You are correct that we already have prescribed behavior, 
and we could stick with that as an unambiguous solution.

I am pointing out some drawbacks from the user's point of
view to your suggested solution.  I am asking the TC to
consider if the supposed benefits of being able to start
an index range in a map file and end it in a referenced
topic [What are the use cases?  Is there ever any good
reason to do this?  Doesn't this make reuse of topics
impossible if a topic ends an index range that is expected
to be started in a map?] are outweighed by the disadvantage
of not being able to flag this as an error.

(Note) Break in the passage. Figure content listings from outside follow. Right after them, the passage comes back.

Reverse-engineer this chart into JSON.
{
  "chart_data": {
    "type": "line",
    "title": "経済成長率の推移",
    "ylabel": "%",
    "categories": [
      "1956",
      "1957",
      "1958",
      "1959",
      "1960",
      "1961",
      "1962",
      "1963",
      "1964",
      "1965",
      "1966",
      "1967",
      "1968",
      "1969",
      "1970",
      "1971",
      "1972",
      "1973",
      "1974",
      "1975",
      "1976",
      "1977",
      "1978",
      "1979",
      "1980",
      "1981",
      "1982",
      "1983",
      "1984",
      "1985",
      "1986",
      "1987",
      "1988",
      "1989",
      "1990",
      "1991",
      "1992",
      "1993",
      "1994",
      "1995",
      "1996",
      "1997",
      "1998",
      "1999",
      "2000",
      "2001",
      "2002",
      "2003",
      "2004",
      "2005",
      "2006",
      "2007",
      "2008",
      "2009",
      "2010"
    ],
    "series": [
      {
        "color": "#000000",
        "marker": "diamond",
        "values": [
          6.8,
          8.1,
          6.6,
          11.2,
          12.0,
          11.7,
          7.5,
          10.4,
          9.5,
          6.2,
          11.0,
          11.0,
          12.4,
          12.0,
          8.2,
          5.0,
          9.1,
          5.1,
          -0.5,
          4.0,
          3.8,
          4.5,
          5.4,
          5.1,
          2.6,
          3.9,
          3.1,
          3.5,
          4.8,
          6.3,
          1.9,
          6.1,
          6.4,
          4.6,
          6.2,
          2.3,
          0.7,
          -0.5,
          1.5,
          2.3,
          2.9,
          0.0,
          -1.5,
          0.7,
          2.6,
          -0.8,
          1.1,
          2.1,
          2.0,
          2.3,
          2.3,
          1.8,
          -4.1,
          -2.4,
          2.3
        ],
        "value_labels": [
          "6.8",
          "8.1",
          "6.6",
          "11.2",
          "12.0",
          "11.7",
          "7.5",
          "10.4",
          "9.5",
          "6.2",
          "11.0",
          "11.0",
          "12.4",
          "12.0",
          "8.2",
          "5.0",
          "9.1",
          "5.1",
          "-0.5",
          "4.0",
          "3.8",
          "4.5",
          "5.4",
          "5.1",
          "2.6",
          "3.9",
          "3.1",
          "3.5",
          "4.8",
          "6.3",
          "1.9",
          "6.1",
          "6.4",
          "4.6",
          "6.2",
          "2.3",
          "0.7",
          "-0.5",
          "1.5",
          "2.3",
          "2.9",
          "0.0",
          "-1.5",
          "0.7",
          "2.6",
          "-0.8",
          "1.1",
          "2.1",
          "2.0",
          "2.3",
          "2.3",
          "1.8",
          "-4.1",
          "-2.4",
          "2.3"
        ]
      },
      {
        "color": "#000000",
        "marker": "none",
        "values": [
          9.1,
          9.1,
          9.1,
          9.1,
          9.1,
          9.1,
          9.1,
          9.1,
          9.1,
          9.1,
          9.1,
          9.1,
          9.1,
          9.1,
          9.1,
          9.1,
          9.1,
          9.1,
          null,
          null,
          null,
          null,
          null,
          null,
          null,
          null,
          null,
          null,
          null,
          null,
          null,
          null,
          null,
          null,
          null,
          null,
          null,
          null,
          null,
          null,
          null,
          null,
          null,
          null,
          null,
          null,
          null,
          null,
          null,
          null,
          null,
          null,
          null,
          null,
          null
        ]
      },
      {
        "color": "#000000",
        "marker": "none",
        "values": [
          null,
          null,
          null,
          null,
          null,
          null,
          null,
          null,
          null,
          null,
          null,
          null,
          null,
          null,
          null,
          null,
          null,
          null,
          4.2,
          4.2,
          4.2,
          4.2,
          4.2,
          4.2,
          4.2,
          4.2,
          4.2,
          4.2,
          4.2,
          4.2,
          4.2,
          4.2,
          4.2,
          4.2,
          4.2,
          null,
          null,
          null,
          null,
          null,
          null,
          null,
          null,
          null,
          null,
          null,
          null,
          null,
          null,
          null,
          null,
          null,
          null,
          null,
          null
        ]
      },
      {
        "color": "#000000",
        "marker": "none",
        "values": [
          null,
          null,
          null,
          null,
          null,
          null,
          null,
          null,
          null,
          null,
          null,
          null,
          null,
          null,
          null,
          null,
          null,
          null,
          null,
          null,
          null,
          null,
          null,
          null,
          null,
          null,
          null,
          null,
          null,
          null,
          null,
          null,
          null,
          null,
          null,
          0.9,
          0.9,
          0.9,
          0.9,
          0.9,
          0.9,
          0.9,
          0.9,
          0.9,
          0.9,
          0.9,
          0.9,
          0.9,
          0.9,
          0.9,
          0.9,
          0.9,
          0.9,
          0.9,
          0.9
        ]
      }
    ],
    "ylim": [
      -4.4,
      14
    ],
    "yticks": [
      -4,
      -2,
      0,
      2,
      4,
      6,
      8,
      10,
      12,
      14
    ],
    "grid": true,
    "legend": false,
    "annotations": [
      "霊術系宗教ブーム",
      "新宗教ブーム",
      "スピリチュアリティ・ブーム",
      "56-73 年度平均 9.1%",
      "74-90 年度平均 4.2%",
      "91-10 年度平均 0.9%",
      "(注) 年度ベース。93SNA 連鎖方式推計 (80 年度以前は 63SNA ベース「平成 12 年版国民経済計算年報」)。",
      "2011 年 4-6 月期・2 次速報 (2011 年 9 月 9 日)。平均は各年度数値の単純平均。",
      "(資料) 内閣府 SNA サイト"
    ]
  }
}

I prefer to say that having an index range that starts in a 
map file has to end in the map file or else it's an error.
I think that is preferable behavior.

paul


> Chris 
> 
> -----Original Message-----
> From: Grosso, Paul [mailto:pgrosso@ptc.com] 
> Sent: Friday, July 21, 2006 11:09 AM
> To: dita@lists.oasis-open.org
> Subject: RE: [dita] indexing question
> 
>  
> 
> > -----Original Message-----
> > From: Chris Wong [mailto:cwong@idiominc.com]
> > Sent: Tuesday, 2006 July 18 09:19
> > To: Grosso, Paul; dita@lists.oasis-open.org
> > Subject: RE: [dita] indexing question
> 
> > 
> > 5 and 6: an index range is just a range: any content 
> between two index
> 
> > range markers constitute the index range. An index range 
> starts where 
> > it starts and ends where it ends. That includes figures, 
> part or whole
> 
> > paragraphs ... anything. That is the point of the index 
> range marker, 
> > that it can express index ranges in a manner orthogonal of the XML 
> > structure. I don't see the ambiguity: why should anything 
> NOT be in an
> 
> > index range if so delineated?
> 
> Suppose I have something like (pseudocode, not actual tagging used):
> 
>   start index range
>   para1
>   image
>   para2
>   end index range
> 
> Now suppose, because my stylesheet says all images get floated to the
> end of the topic they are in, para1 starts on page 15, para2 ends on
> page 16, and the image floats to page 22.
> 
> What index entry should be generated?  One with 15-16 for the page?
> Or one with 15-16,22 for the page?
> 
> I see the ambiguity.
> 
> > 
> > 7: I'd answer "yes": that seems the obvious interpretation. 
> An index 
> > range starts where it starts, and ends where it ends.
> 
> On questions 6 and 7, the issue here really is whether we 
> want to allow
> index ranges that are completely asynchronous to both the markup
> structure and even the file structure.  It can be both a processing
> problem as well as a debugging nightmare (for the user) if we 
> allow such
> asynchronicity.
> Imagine a user mistakening switching index-range-start and
> index-range-end (so the end comes before the start) in a 
> topic and then
> having an index range surrounding that topic in the map file.  If we
> allow the "end"
> within the topic to end to "start" in the map file, there will be no
> errors, but the result is not going to be what the user wanted.
> 
> So one other obvious interpretation is that it is an error 
> for an "end"
> not in the map file to end a "start" in the map file.